Das "Panama-Gesetz" schreibt Banken ab 2018 vor, dass sie dem Fiskus melden müssen, wenn sie mithelfen, solche Steuersparmodelle zu entwickeln und zu nutzen. Zugleich werden sie verpflichtet, die wirtschaftlich Berechtigten von komplizierten Firmenkonstruktionen anzugeben. Bei Zuwiderhandlungen drohen Geldstrafen zwischen 25 000 und 50 000 Euro.
SPD und Grünen gehen die Regeln nicht weit genug. SPD-Fraktionsvize Schneider warf dem Koalitionspartner von CDU/CSU vor, die tatsächlichen Erfinder der Steuerkonstruktionen weiter zu verschonen. Er habe sich gewünscht, "dass wir auch Berater und Rechtsanwälte verpflichten, anzuzeigen, wenn sie Steuergestaltungsmodelle entwickeln". Das sei nicht möglich gewesen, weil sich die Union schützend vor die freien Berufe gestellt habe. Das Gesetz sei "nur ein erster Schritt" zur Bekämpfung von Briefkastenfirmen.
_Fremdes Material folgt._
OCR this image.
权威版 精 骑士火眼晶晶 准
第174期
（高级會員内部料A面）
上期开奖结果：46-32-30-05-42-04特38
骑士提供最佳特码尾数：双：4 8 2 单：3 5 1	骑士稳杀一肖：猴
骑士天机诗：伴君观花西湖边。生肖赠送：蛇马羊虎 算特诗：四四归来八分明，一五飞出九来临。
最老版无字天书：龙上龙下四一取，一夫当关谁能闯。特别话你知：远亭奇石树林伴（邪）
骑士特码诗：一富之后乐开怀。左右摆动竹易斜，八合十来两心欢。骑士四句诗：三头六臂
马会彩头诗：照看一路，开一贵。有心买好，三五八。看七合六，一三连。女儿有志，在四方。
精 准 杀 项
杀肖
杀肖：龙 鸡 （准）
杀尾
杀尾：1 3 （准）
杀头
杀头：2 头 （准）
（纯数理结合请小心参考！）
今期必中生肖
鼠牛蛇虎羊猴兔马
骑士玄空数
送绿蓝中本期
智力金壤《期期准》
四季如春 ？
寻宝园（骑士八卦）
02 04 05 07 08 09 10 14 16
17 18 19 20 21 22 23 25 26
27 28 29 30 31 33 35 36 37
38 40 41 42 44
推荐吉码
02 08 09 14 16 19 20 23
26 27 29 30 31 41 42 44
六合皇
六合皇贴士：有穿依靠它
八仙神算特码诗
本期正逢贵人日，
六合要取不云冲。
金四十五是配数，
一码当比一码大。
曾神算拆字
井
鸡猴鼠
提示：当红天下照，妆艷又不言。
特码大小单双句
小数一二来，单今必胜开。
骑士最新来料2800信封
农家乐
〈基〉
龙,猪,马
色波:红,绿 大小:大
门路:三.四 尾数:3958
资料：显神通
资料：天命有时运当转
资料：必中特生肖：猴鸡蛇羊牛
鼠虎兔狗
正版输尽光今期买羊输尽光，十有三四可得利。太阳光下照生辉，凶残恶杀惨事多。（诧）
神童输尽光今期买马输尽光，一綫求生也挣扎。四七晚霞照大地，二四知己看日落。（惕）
Die Strafen seien angesichts der Millionengewinne "lächerlich"
Die Kritik der oppositionellen Grünen Paus fiel deutlich schärfer aus. Durch das Gesetz werde keine Steueroase wirklich ausgetrocknet, sagte sie. Im Gegenteil. Da sich die Meldepflicht der Banken nur auf Briefkastenfirmen außerhalb der Europäischen Union und des amerikanischen Wirtschaftsraumes beziehe und zugleich Kanzleien weiter ungehindert Gestaltungsmodelle entwickeln dürften, sei das Gesetz "ein Konjunkturprogramm für europäische Steueroasen". Die Strafen seien angesichts der Millionengewinne "lächerlich".
Ursprünglich hatte Schäuble, aus dessen Ministerium das Gesetz stammt, darauf verwiesen, dass es zusätzlich europäische Gesetze für das Austrocknen von Steueroasen in der EU geben sollte. Ein entsprechender Vorschlag der Europäischen Kommission steckt allerdings in den nationalen Hauptstädten fest. Malta, Luxemburg, die britischen Kanalinseln, die Niederlande und Irland gelten als Steuerparadiese. Dass sich an dem Status etwas ändert, ist nicht absehbar.
Das zweite Gesetz, das der Bundestag verabschiedete, soll die missbräuchliche Abschreibung angeblicher konzerninterner Aufwendungen für Rechteüberlassungen über eine "Lizenzschranke" verhindern. Aufwendungen wie beispielsweise Gebühren für Lizenzen werden ab 2018 nur noch steuerlich abziehbar sein, wenn die Zahlung beim Empfänger im Ausland besteuert wurde. Die "Lizenzschranke" soll verhindern, dass internationale Konzerne interne Lizenzeinnahmen für Forschungsleistungen beziehungsweise Patente in Niedrigsteuerländer verschieben, ohne dass dort Forschungsleistungen erbracht werden. Konzerne wie Ikea oder Starbucks waren darüber in die Kritik geraten.
Im Bundesrat verabschiedeten die Länderfinanzminister mit den Stimmen von SPD und Grünen am Donnerstag einen Arbeitsauftrag an die nächste Bundesregierung. Monika Heinold, grüne Ministerin aus Schleswig-Holstein, hatte Ende 2016 einen Antrag zur "Anzeigepflicht von Steuergestaltungsmodellen" eingebracht. Unternehmer sollen offenlegen, "wenn sie gesetzliche Steuerschlupflöcher über die zulässige Ausgestaltung hinaus dehnen". Die insbesondere von internationalen Konzernen genutzte Steuervermeidungspraxis müsse transparent werden, "damit der Staat Handlungsnotwendigkeiten frühzeitig erkennen kann". Der Pflicht sollen Anwälte, Berater und Kanzleien unterliegen. Die Minister beschlossen am Donnerstag, bis zum 31. Oktober einen Gesetzentwurf vorzulegen. Er könnte direkt in die Koalitionsverhandlung aufgenommen werden.